People walked by. For some strange reasons I enjoy watching them. They come in different sizes and shapes: old, young, fat, skinny, ugly, pretty, fat, skinny, obese, anorexic, cocky, shy, miserable, and smelly. I wonder where they are going and where they are coming from. It all seems aimless to me. That is when I ask myself: what is our purpose in life? Why the helter skelter? Why all the hurry and rush in life? I guess and idle mind can wander rather quickly. It suddenly occurred to me that every system has its problem. In the US, it’s capitalism: the insatiable lust for material things. The more you have, the emptier you feel. In Nigeria and most of Africa it is bad governance and corruption.
I kept asking myself, what about Lagos that draws me as a baby is drawn to the pacifier (or the nipple, your choice). Why would I leave the comfort and predictability of life I am accustomed to in the US for the chaos and volatility of Lagos? I must be crazy! But then I realized human beings are social animals. We long to be around others. We want to belong and feel accepted. Not to, would be considered schizoid, an anomaly. That is what I have been missing. To be around people that can pronounce my name Olufowobi Gbadebo, and not ask me “so how do you like it here?”
The transition from the civility and tranquility of the Midwestern State of the US, to the chaos and madness of we Nigerians in Atlanta was rather abrupt. Some would argue that only a few Nigerians are rowdy, which is true, but those are the ones you meet every day and get your attention everywhere. I know we Nigerians could be civil and orderly. I witnessed this in Lagos during the Buhari/Idiagbon era and again in Oshodi with the orders from Gov Fashola. So I am always baffled when our animal instinct makes the best of us.
My experience in the plane was a familiar one; people rushing to grab seats that were already assigned to them! A woman on the phone screaming at the top of her lungs about the money she is about to make once she clears her container in Lagos. Clearly ignoring the suggestion that all electronic gadgets, including her handset be turned off so the plane could depart. Of course she is a Nigerian, probably from my hometown. I could tell because she spoke in Yoruba with Ijebu accent.

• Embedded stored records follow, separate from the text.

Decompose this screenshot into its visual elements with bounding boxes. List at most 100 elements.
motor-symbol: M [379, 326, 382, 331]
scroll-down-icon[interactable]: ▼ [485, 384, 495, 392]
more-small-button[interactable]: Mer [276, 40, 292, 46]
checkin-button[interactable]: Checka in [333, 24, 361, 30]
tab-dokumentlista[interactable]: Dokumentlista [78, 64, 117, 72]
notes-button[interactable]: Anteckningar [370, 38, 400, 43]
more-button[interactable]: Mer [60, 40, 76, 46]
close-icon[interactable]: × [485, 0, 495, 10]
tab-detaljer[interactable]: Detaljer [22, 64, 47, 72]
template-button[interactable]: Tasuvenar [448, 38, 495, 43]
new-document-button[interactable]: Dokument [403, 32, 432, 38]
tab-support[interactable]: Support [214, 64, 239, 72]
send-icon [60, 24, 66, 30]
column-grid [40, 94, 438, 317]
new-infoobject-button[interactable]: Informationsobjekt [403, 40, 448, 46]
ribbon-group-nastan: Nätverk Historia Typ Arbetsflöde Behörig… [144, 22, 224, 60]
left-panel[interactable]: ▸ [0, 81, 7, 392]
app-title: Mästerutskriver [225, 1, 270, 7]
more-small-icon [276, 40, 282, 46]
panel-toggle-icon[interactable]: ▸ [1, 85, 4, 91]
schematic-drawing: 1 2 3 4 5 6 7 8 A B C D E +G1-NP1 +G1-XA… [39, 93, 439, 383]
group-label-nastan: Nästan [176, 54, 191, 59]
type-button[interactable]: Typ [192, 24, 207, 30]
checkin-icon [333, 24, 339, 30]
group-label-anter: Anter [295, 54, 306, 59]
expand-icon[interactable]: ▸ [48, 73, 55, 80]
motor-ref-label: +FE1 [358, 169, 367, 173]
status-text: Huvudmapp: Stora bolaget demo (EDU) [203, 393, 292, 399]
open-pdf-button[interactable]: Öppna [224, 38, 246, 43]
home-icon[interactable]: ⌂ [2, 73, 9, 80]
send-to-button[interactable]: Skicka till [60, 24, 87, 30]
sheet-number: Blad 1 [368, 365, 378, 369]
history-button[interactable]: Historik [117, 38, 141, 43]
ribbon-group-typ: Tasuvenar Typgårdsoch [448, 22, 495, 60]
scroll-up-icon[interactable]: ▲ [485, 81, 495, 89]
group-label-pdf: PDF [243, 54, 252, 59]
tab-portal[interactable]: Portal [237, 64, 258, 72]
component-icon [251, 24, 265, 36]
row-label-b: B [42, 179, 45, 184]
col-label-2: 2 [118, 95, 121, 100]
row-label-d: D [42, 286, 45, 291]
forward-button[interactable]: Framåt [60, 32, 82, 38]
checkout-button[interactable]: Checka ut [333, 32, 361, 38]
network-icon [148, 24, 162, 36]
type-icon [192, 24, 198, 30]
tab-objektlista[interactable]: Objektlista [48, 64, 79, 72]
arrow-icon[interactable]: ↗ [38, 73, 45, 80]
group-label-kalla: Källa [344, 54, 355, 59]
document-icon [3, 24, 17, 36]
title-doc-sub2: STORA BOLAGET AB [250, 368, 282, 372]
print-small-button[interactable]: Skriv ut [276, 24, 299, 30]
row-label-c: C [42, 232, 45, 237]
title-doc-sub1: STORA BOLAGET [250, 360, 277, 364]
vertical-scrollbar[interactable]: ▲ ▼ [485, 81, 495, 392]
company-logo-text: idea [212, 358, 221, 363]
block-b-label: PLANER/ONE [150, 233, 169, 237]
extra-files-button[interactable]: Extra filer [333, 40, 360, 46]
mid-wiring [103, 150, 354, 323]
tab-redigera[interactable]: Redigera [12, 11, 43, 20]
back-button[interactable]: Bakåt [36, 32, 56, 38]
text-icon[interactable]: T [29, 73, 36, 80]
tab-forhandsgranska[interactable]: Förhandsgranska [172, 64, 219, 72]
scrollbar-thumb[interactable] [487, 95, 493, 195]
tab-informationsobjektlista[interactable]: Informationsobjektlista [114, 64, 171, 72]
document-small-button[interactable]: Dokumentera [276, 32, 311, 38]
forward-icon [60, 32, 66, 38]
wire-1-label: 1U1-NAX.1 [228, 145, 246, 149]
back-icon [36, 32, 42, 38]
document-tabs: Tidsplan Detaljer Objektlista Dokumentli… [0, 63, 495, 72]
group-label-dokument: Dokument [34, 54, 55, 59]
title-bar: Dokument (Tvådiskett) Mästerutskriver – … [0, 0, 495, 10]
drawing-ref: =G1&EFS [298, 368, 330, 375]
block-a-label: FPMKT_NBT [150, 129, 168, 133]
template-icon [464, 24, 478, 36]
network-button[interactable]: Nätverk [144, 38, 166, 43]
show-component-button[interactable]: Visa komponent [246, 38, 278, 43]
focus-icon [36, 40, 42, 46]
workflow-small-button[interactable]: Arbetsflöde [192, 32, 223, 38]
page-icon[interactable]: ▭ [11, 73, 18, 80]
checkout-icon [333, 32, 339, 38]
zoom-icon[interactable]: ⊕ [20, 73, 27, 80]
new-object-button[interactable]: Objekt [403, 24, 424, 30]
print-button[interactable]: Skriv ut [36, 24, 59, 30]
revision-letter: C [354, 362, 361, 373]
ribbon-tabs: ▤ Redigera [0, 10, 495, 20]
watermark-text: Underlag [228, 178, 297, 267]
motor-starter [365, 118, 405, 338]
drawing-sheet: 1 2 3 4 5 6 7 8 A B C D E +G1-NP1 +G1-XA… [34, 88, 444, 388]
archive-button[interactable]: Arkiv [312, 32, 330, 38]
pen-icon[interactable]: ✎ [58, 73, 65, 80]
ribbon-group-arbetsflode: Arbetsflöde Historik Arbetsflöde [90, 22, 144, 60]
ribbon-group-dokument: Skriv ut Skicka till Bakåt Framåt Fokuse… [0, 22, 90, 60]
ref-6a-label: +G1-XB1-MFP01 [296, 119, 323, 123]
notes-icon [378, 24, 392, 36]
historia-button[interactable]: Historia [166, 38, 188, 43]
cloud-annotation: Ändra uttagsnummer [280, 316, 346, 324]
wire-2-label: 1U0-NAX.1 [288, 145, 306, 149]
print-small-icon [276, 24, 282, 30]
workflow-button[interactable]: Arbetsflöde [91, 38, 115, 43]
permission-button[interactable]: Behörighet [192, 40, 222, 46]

For some reason, I felt some calmness and peace that I have so longed for. It is nice to be around “my people.” I gazed around and wondered how many of us Nigerians are living in the US as economic refugees. People like me that could be contributing to the development of our country but chose to live as “aliens” in the US. I saw more than I expected: several non-Nigerians heading to the same country that many dread and some have even perished in an attempt to “check-out.” It then occurred to me that amidst the chaos in Lagos is tremendous opportunity. It is after all an emerging economy. Probably the only country in the world where you can become a multimillionaire selling generator and have a yacht as a banker! Right then I concluded there is no point complaining but to think of how to make the best of a bad situation. If Oyinbo man is willing to leave the comfort of New York for the chaos of Lagos, then something must be good about Lagos. I must stay here and find out.
My conversation with the man sitting next to me was both enlightening and confusing. This is a man that has lived in the US for 30 years but loathes everything about the country but its currency. He feels trapped in a country that has gradually eroded him of his root and culture. My pity for him was unsolicited but genuine, as I watched him fall asleep and snore.
The flight from Atlanta to Lagos was a long one. It has been a very long day. In the end I had a better appreciation for my country and what is mine. The wise man that conducted the study that concluded Nigerians are the happiest people in the world was right. No better confirmation of this than the exhilarating shout of “hallelujah” as the plane touched down at Muritala Mohammed Airport in Lagos. North, South, East or West, there is no place like home. I love my country, I no go lie!
Dr. Olufowobi Gbadebo, MD, FAPA, is in private practice in Georgia USA.